ウルトラマラソン:やりがい搾取になっていないか

私の裸足24時間チャレンジが終わった翌日、いくつものウルトラマラソンが開催されており、そういう時期だったことを思い出しました。かつては飛騨高山ウルトラマラソンをはじめとした、いくつものウルトラマラソンに出場し、毎年24時間マラソンにも参加していました。

私がウルトラマラソンを走らなくなった最大の理由は、1日かけて同じ場所に戻ってくるという生産性のなさがしっくりこなかったからです。2万円の参加費と交通費を払うくらいなら、そのお金を握りしめて東海道でも走ったほうが、贅沢もできるし、ランニングに対する満足感もあります。

別にウルトラマラソンを批判しているわけでも否定しているわけでもありません。ウルトラマラソンにはウルトラマラソンの魅力があります。あれだけホスピタリティのあるスポーツはないのではと思うほどサポートがしっかりしており、楽しんで参加していたのも事実です。
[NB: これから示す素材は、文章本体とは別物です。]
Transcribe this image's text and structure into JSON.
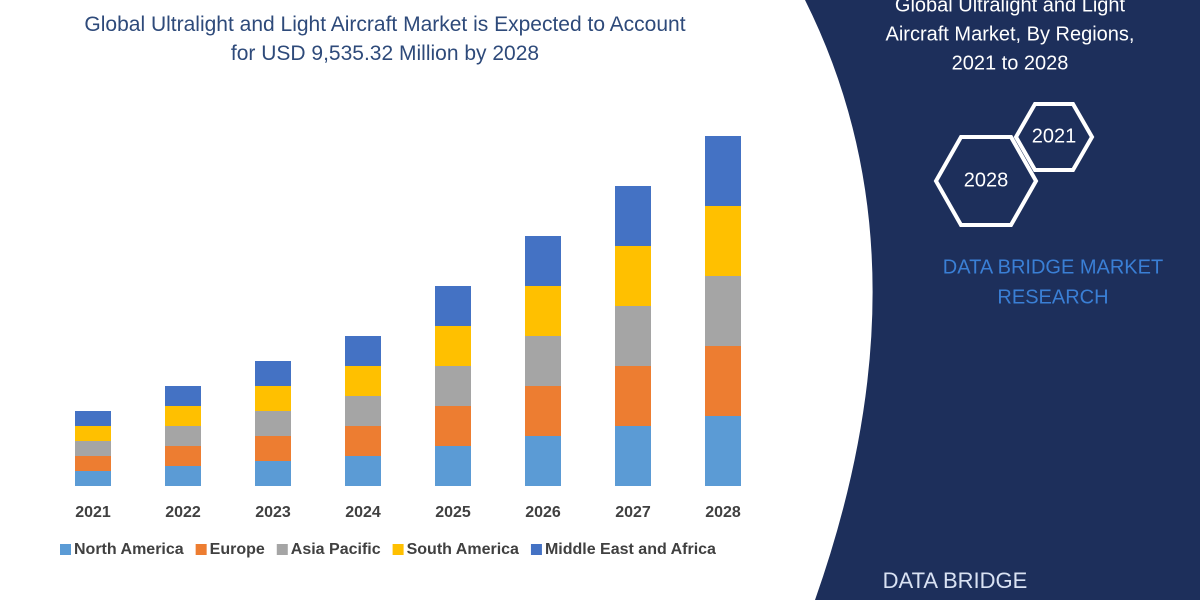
{
  "chart_data": {
    "type": "bar",
    "stacked": true,
    "title": "Global Ultralight and Light Aircraft Market is Expected to Account for USD 9,535.32 Million by 2028",
    "categories": [
      "2021",
      "2022",
      "2023",
      "2024",
      "2025",
      "2026",
      "2027",
      "2028"
    ],
    "series": [
      {
        "name": "North America",
        "color": "#5b9bd5",
        "values": [
          15,
          20,
          25,
          30,
          40,
          50,
          60,
          70
        ]
      },
      {
        "name": "Europe",
        "color": "#ed7d31",
        "values": [
          15,
          20,
          25,
          30,
          40,
          50,
          60,
          70
        ]
      },
      {
        "name": "Asia Pacific",
        "color": "#a5a5a5",
        "values": [
          15,
          20,
          25,
          30,
          40,
          50,
          60,
          70
        ]
      },
      {
        "name": "South America",
        "color": "#ffc000",
        "values": [
          15,
          20,
          25,
          30,
          40,
          50,
          60,
          70
        ]
      },
      {
        "name": "Middle East and Africa",
        "color": "#4472c4",
        "values": [
          15,
          20,
          25,
          30,
          40,
          50,
          60,
          70
        ]
      }
    ],
    "ylim": [
      0,
      400
    ],
    "grid": false,
    "legend": "bottom"
  },
  "side_panel": {
    "title_lines": [
      "Global Ultralight and Light",
      "Aircraft Market, By Regions,",
      "2021 to 2028"
    ],
    "hexagons": [
      "2028",
      "2021"
    ],
    "brand_lines": [
      "DATA BRIDGE MARKET",
      "RESEARCH"
    ],
    "logo": "DATA BRIDGE"
  }
}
ただ、万里の長城マラソンの運営に携わったり、さまざまな仕事を経験した結果として、あれだけのことをしてもらって2万円しか払わないのはどこか歪ではないかと思うようにもなっています。それはフルマラソンでも同じですが、ウルトラマラソンはスタッフの拘束時間がとんでもない長さになります。

たとえば私の24時間チャレンジのサポートを誰かに依頼するなら、3.5万円は払うことになります。神奈川県の最低時給が1,112円で、24時間ですので時間給だけでも26,688円。時間外労働が16時間ですので、4,448円になります。それに深夜労働が7時間なので1,946円なので、合計で約3.3万円。実際には少し前に入ってもらうから3.5万円です。
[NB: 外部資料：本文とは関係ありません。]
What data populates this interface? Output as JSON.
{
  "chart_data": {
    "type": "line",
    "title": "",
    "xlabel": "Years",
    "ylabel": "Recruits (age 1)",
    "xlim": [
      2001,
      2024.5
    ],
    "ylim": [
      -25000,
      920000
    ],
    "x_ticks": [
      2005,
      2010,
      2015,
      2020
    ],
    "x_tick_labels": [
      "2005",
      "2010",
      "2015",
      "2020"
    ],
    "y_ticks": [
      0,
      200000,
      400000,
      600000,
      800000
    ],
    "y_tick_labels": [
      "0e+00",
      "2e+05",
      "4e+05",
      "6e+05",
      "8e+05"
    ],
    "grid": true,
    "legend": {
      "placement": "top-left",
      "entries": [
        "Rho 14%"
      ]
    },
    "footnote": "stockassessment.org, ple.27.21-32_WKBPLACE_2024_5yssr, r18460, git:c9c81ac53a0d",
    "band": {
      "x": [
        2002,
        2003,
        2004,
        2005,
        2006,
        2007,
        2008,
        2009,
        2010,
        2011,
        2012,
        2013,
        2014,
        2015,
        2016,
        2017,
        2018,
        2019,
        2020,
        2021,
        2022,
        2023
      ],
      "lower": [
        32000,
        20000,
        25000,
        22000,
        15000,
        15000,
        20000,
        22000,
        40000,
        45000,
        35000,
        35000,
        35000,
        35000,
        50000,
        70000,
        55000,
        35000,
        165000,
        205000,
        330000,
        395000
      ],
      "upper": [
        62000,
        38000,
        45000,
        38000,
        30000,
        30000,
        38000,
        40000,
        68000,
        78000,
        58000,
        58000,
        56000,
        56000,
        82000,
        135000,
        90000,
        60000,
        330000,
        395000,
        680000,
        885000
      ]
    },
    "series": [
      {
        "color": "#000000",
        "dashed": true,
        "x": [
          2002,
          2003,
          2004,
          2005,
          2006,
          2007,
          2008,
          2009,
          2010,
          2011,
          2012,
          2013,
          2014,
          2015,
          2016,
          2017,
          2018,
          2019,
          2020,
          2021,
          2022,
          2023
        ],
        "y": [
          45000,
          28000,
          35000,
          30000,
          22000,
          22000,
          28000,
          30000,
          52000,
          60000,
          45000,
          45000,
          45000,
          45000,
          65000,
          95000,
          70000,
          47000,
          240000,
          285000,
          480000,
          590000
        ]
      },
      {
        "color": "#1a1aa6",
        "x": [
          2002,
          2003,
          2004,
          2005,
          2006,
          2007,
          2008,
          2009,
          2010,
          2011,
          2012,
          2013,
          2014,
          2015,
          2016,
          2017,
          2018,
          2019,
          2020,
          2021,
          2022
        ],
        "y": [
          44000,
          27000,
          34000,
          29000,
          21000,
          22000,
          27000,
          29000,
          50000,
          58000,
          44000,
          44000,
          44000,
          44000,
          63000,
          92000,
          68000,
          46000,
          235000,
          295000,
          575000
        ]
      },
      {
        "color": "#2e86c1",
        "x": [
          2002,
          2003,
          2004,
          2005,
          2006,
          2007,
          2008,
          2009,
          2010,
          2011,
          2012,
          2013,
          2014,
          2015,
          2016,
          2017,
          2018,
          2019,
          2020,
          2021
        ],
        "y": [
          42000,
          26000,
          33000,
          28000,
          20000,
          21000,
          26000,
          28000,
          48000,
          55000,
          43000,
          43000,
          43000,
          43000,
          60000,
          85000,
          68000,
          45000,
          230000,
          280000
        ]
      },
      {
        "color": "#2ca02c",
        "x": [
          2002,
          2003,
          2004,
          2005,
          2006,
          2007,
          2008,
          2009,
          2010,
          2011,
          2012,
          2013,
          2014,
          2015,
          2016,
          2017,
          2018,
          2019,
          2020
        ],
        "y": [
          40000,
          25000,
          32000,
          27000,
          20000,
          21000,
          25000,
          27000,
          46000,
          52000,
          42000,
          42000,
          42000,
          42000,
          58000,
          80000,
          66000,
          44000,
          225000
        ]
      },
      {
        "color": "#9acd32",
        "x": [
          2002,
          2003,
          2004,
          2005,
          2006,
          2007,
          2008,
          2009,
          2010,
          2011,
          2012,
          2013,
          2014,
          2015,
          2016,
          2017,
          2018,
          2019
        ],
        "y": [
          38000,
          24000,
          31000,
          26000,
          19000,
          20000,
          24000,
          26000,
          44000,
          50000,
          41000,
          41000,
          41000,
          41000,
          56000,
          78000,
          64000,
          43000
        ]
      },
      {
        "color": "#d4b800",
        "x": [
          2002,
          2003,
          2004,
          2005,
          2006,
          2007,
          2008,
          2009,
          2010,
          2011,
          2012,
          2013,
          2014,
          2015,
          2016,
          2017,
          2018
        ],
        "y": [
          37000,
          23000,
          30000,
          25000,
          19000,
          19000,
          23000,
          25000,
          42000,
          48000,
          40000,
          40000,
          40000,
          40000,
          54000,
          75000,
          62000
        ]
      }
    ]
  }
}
人を動かすのにはこのように多大なお金がかかります。もちろんウルトラマラソンの場合にはスポンサーや自治体からもお金が出ています。でも、これが成立しているのはボランティアスタッフがいるためです。それはウルトラマラソンだけでなく、フルマラソンでも同じ。


このボランティアスタッフというのは、どこかで必ず破綻します。だって時給1,000円以上で仕事がある時代に、何時間も拘束されて1円ももらえない。もちろん、そこでしかできない経験はあります。誰かに感謝されるのは気持ちの良いことです。ボランティア証明書が何かの役に立つこともあるでしょう。
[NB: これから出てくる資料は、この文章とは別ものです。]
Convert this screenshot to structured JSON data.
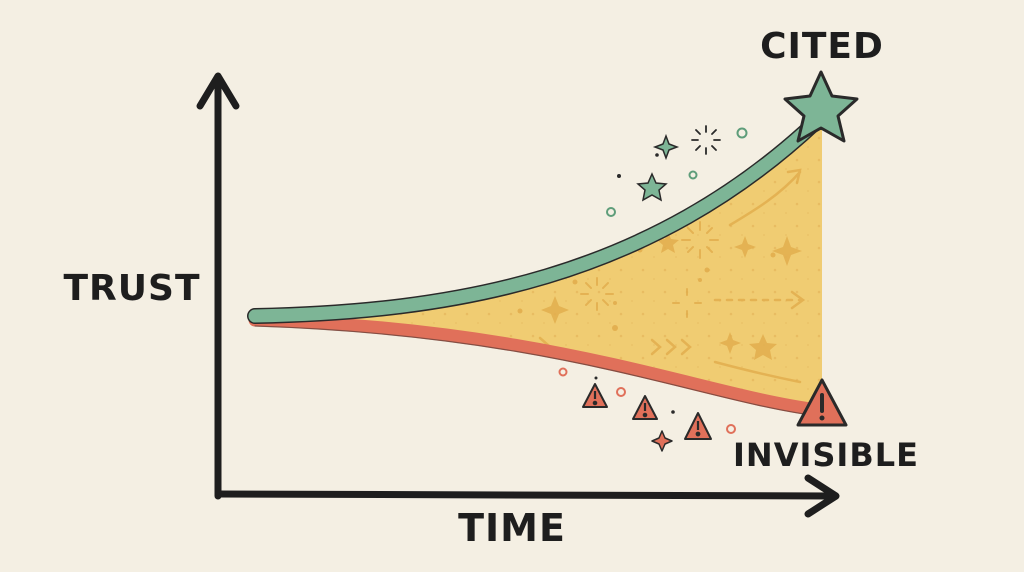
{
  "labels": {
    "y_axis": "TRUST",
    "x_axis": "TIME",
    "top_outcome": "CITED",
    "bottom_outcome": "INVISIBLE"
  },
  "colors": {
    "background": "#F4EFE3",
    "axis": "#1E1E1E",
    "cited_line": "#7DB596",
    "invisible_line": "#E0705A",
    "gap_fill": "#F0CC72",
    "warning": "#E0705A",
    "star": "#7DB596"
  },
  "icons": {
    "top_marker": "star-icon",
    "bottom_marker": "warning-icon",
    "decorations": [
      "sparkle-icon",
      "star-icon",
      "warning-icon",
      "arrow-icon"
    ]
  }
}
でも、それってやりがい搾取とどこが違うのでしょう。それでもやりたいという人を止めはしませんし、実際にボランティアをしたいという人はいくらでもいるのかもしれません。報酬を払わないのはおかしいという感覚のほうがおかしいのかもしれません。

つい最近、Xで能登の農家さんの収穫を手伝って欲しいという投稿がありました。そこには時給の記載はなく、お金が支払われるかどうかも記載されていませんでした。これはひどい話です。家が壊れたのをボランティアとして立て直しや修復を手伝うのと、農家の収穫の手伝いをするのは軸がまったく違います。


震災の影響で収穫ができなくて困っている。でもそれを収穫すれば収入になるわけです。そこはもうビジネスであって、手伝いが必要ならそれに見合うだけの報酬が必要です。マイナスをゼロに戻すのにボランティアはありですが、ゼロをプラスにするなら報酬が発生しないのは健全ではありません。

労働をすれば報酬が発生する。それが資本主義の基本です。でもそれをボランティアを導入することで「報酬≠お金」でない世界を作り上げている。これが永遠に続くとはとても思えないのですが、だからといって私なりの答えがあるわけでもなく。

でも、このモヤモヤが消えない限り、ウルトラマラソンの世界に戻ることはないような気がします。自分なりに納得する答えを見つけるか、もしくはボランティアの仕組みが変わるか。もっとも戻らなくても楽しめることを知ってしまったので、現状のままでも何も困りませんが。